Generally, any activity that raises your heart rate and feels like exercise can be considered exercise. Experts also add that if you think you’re exerting yourself, you’re probably doing something good for your health.
How to make the most out of your workout?
If you have a busy week and can only manage to do a shorter workout, experts suggest increasing the intensity of your exercise. Studies have shown that short, high-intensity workouts can be more beneficial than longer, moderate-intensity workouts. For example, jogging for 7-10 minutes three times a day can be more beneficial than walking for 30 minutes.
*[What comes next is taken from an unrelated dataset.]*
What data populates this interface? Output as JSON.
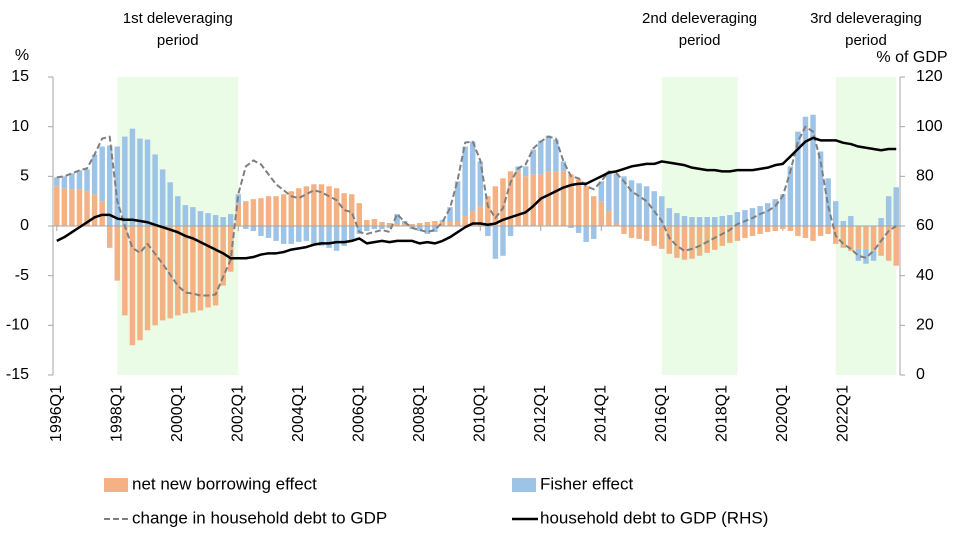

Researchers also emphasise the importance of positive thinking when it comes to achieving fitness goals. Instead of using negative words like “losing,” use positive language like “improving” or “enhancing” when it comes to your health and fitness. This positive mindset can help you stay motivated and achieve your goals.
So, how often should one work out?
The recommended frequency of exercise can vary depending on the type of exercise and your personal fitness goals. Generally, however, the American College of Sports Medicine (ACSM) recommends:
- A minimum of 150 minutes of moderate-intensity aerobic activity or 75 minutes of vigorous-intensity aerobic exercise per week, or a combination of both.
- Two or more days of muscle-strengthening activity per week that works all major muscle groups (legs, hips, back, abdomen, chest, shoulders, and arms).
- It is also important to note that physical activity should be spread throughout the week, and rest days should be included in your schedule. Also, it’s essential to listen to your body, so if you feel tired or sore after your workout, it’s better to rest and recover before your next workout.
It’s also essential to reduce the amount of time you spend sitting. A sedentary lifestyle can increase the risk of metabolic problems, and this risk increases with the number of hours spent sitting. Even if you meet the recommended daily physical activity guidelines, sitting for prolonged periods can negatively impact your health and lifespan. Studies have also found that people who have lost weight are more likely to maintain the weight loss by reducing their sitting time during the day.
Feel free to cut corners if you lack time. Even short bursts of activity can provide benefits. If you cannot fit in a single 30-minute walk during the day, try several 5-minute walks instead. The key is to make physical activity a regular part of your lifestyle; any activity is better than none.